2. The author keeps repeating over and over again that such-and-such is such a "small amount"  or "a low percentage." That's not really the greatest argument, because only 5% of immigration to the US is Muslim, but they are 90% of our terror attacks/foiled terror attacks.

He also has said in several places that this-or-that is only some "small percent of the GDP." So if something is 2.3% of the GDP, it's actually 10% of the entire budget. (US government budget is 23% of GDP.)

Migrants are "only"  3% of the world population. 3% of 8.1 billion is 243 million people.

3. At the very end of the book he says that he is not in the business of making policy recommendations, but I do wonder: is there any way that immigration can be properly regulated? Has anybody figured out how to do this? 

4. When there are conflicts between two groups of people, they have to have started somewhere. The conflict between Hakka (Chinese for "guest people") and Punti people went on for about 1,000 years *only after the Hakka moved there*, and they are still referred to as "guest people"  1,000 years later.

Could South American immigration tip the United States into a language conflict? It will have to start somewhere. 
********

Neat factoids:

1. Haratins are blacks in Mauritania, where slavery was just abolished in 1981.

2. Segregation index means zero when completely integrated and 100 when totally segregated. Black segregation is currently 60, Asian is 39 and Latino is 51. (Above 60 is considered high.)

3. Immigration is typically done by people that can afford it, which explains why it is the wealthier people in middle income countries and not the lowest income people in low income countries.

4. Immigration increases higher incomes more than it increases lower incomes. Wealthy people take far more of the benefit of immigrants far more often than working squares.

5. Immigrants will not be enough to refresh aging populations, first because the numbers of people needed are just not feasible. (Keeping the demographic support ratio would require $593 million immigrants from 1995 to 2050. That would be 10.8 million people per year, over 10 times the actual immigration. Japan would require 553 million people over the same period.) And second because immigrant fertility levels declined two / below native levels just within one generation.

6. "Discursive gap." Politicians talk a tough game but prosecutions are less than 25 per year (This is out of a total of 11 million employers). Jail time happens for less than five people per year and finds range from $583 to $4,667 per violation. One person out of every 14,000 illegal immigrants was arrested at a work site during even the Trump crackdown (p.258).

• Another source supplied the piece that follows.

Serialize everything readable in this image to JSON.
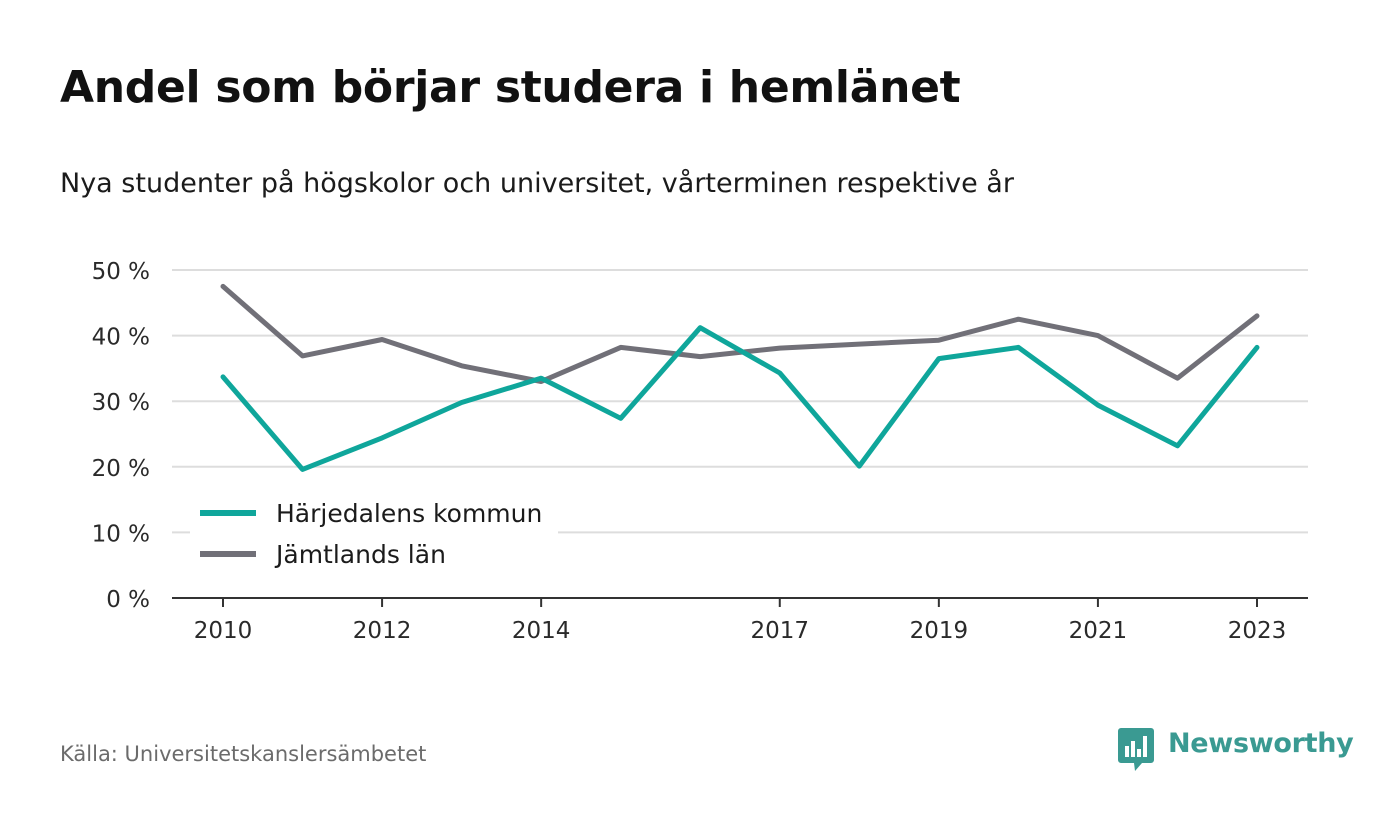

7. Left and right wing immigration parties are divided within themselves: left wing parties favor labor unions (who are hostile to immigration), but consider freedom of movement a human right; right wing parties favor business lobbies (who want cheap labor), But consider law and order and enforcement of borders their ideological selling point. Resulting policies are correspondingly incoherent.

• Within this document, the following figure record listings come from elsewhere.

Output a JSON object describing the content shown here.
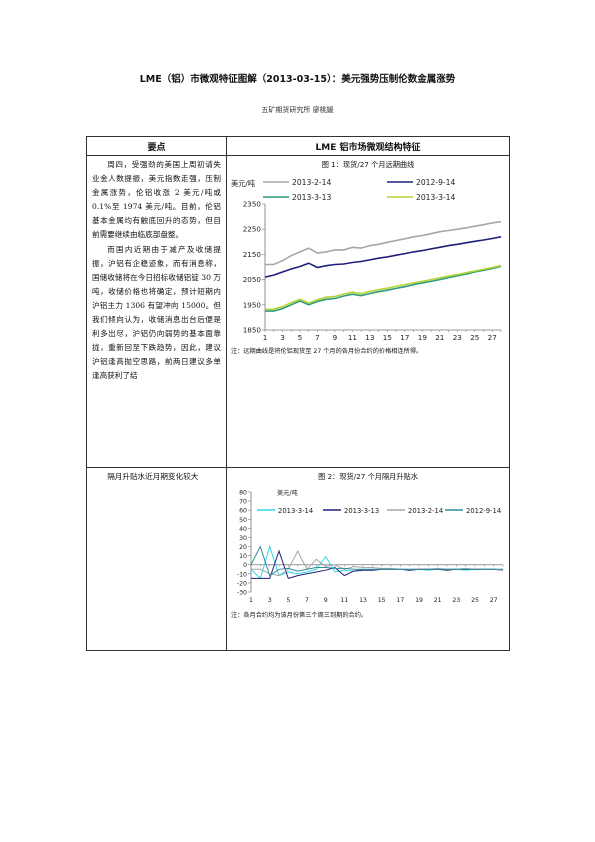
{
  "document": {
    "title": "LME（铝）市微观特征图解（2013-03-15）：美元强势压制伦数金属涨势",
    "author": "五矿期货研究所  廖桃媛"
  },
  "table": {
    "col1_header": "要点",
    "col2_header": "LME 铝市场微观结构特征",
    "row1": {
      "para1": "周四，受强劲的美国上周初请失业金人数提振，美元指数走强，压制金属涨势，伦铝收涨 2 美元/吨或 0.1%至 1974 美元/吨。目前，伦铝基本金属均有触底回升的态势，但目前需要继续由临底部盘整。",
      "para2": "而国内近期由于减产及收储提振，沪铝有企稳迹象，而有消息称，国储收储将在今日招标收储铝锭 30 万吨，收储价格也将确定，预计短期内沪铝主力 1306 有望冲向 15000。但我们倾向认为，收储消息出台后便是利多出尽，沪铝仍向弱势的基本面靠拢，重新回至下跌趋势，因此，建议沪铝逢高抛空思路，前两日建议多单逢高获利了结",
      "fig_caption": "图 1：现货/27 个月远期曲线",
      "fig_note": "注：远期曲线是将伦铝现货至 27 个月的各月份合约的价格相连所得。"
    },
    "row2": {
      "text": "隔月升贴水近月期变化较大",
      "fig_caption": "图 2：现货/27 个月隔月升贴水",
      "fig_note": "注：各月合约均为该月份第三个周三到期的合约。"
    }
  },
  "chart_data": [
    {
      "type": "line",
      "ylabel": "美元/吨",
      "ylim": [
        1850,
        2350
      ],
      "yticks": [
        1850,
        1950,
        2050,
        2150,
        2250,
        2350
      ],
      "x": [
        1,
        2,
        3,
        4,
        5,
        6,
        7,
        8,
        9,
        10,
        11,
        12,
        13,
        14,
        15,
        16,
        17,
        18,
        19,
        20,
        21,
        22,
        23,
        24,
        25,
        26,
        27,
        28
      ],
      "xtick_labels": [
        "1",
        "3",
        "5",
        "7",
        "9",
        "11",
        "13",
        "15",
        "17",
        "19",
        "21",
        "23",
        "25",
        "27"
      ],
      "series": [
        {
          "name": "2013-2-14",
          "color": "#a6a6a6",
          "values": [
            2110,
            2110,
            2125,
            2145,
            2160,
            2175,
            2155,
            2160,
            2168,
            2168,
            2178,
            2175,
            2185,
            2190,
            2198,
            2205,
            2212,
            2220,
            2225,
            2232,
            2240,
            2245,
            2250,
            2255,
            2262,
            2268,
            2275,
            2280
          ]
        },
        {
          "name": "2012-9-14",
          "color": "#1f1f7a",
          "values": [
            2060,
            2068,
            2080,
            2092,
            2102,
            2115,
            2098,
            2105,
            2110,
            2112,
            2118,
            2122,
            2128,
            2135,
            2140,
            2147,
            2153,
            2160,
            2165,
            2172,
            2178,
            2185,
            2190,
            2196,
            2202,
            2207,
            2213,
            2220
          ]
        },
        {
          "name": "2013-3-13",
          "color": "#2e9b7b",
          "values": [
            1925,
            1925,
            1935,
            1950,
            1965,
            1950,
            1963,
            1972,
            1975,
            1985,
            1992,
            1986,
            1995,
            2002,
            2008,
            2015,
            2022,
            2030,
            2037,
            2043,
            2050,
            2058,
            2065,
            2072,
            2080,
            2087,
            2094,
            2103
          ]
        },
        {
          "name": "2013-3-14",
          "color": "#b5d334",
          "values": [
            1932,
            1932,
            1943,
            1958,
            1972,
            1957,
            1970,
            1980,
            1983,
            1993,
            2000,
            1994,
            2003,
            2010,
            2016,
            2023,
            2030,
            2037,
            2043,
            2050,
            2057,
            2064,
            2070,
            2077,
            2084,
            2091,
            2098,
            2106
          ]
        }
      ]
    },
    {
      "type": "line",
      "ylabel": "美元/吨",
      "ylim": [
        -30,
        80
      ],
      "yticks": [
        -30,
        -20,
        -10,
        0,
        10,
        20,
        30,
        40,
        50,
        60,
        70,
        80
      ],
      "x": [
        1,
        2,
        3,
        4,
        5,
        6,
        7,
        8,
        9,
        10,
        11,
        12,
        13,
        14,
        15,
        16,
        17,
        18,
        19,
        20,
        21,
        22,
        23,
        24,
        25,
        26,
        27,
        28
      ],
      "xtick_labels": [
        "1",
        "3",
        "5",
        "7",
        "9",
        "11",
        "13",
        "15",
        "17",
        "19",
        "21",
        "23",
        "25",
        "27"
      ],
      "series": [
        {
          "name": "2013-3-14",
          "color": "#33d6e8",
          "values": [
            -5,
            -15,
            20,
            -12,
            -8,
            -10,
            -8,
            -5,
            9,
            -8,
            -6,
            -7,
            -5,
            -6,
            -5,
            -5,
            -5,
            -6,
            -5,
            -6,
            -5,
            -5,
            -5,
            -6,
            -5,
            -5,
            -5,
            -6
          ]
        },
        {
          "name": "2013-3-13",
          "color": "#1f1f7a",
          "values": [
            -15,
            -15,
            -15,
            15,
            -15,
            -12,
            -10,
            -8,
            -6,
            -3,
            -12,
            -7,
            -6,
            -6,
            -5,
            -5,
            -5,
            -6,
            -5,
            -5,
            -5,
            -6,
            -5,
            -5,
            -5,
            -5,
            -5,
            -6
          ]
        },
        {
          "name": "2013-2-14",
          "color": "#a6a6a6",
          "values": [
            -5,
            -5,
            -10,
            -12,
            -5,
            15,
            -5,
            6,
            -2,
            0,
            -5,
            -2,
            -3,
            -3,
            -4,
            -4,
            -5,
            -5,
            -5,
            -5,
            -4,
            -5,
            -5,
            -4,
            -5,
            -5,
            -5,
            -6
          ]
        },
        {
          "name": "2012-9-14",
          "color": "#2e8b9a",
          "values": [
            0,
            20,
            -12,
            -5,
            -4,
            -7,
            -5,
            -3,
            -3,
            -4,
            -4,
            -5,
            -5,
            -5,
            -5,
            -5,
            -5,
            -5,
            -5,
            -5,
            -5,
            -5,
            -5,
            -5,
            -5,
            -5,
            -5,
            -5
          ]
        }
      ]
    }
  ]
}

8. (p.307). The amount spent on border enforcement is 24% higher than the combined costs of the FBI, DEA, Secret Service, US Marshals, and Bureau of Alcohol Tobacco and Firearms. 

9. The author breaks the imaginary link between climate change and immigration, and it's not going to make him any friends.

10. Sex work is nothing like in the movie "Taken." A lot of women come to do one job and find out that they can make better money per hour as sex workers, and they do it quite voluntarily.

VERDICT: Guarded recommendation. Second hand purchase only. 

Vocabulary: 

Haratins (Black people in Mauritania)

land subsidence

polder

Quotes: 

"War made the state and the state made war." (Charles Tilly)

"There's nothing more permanent than a temporary worker."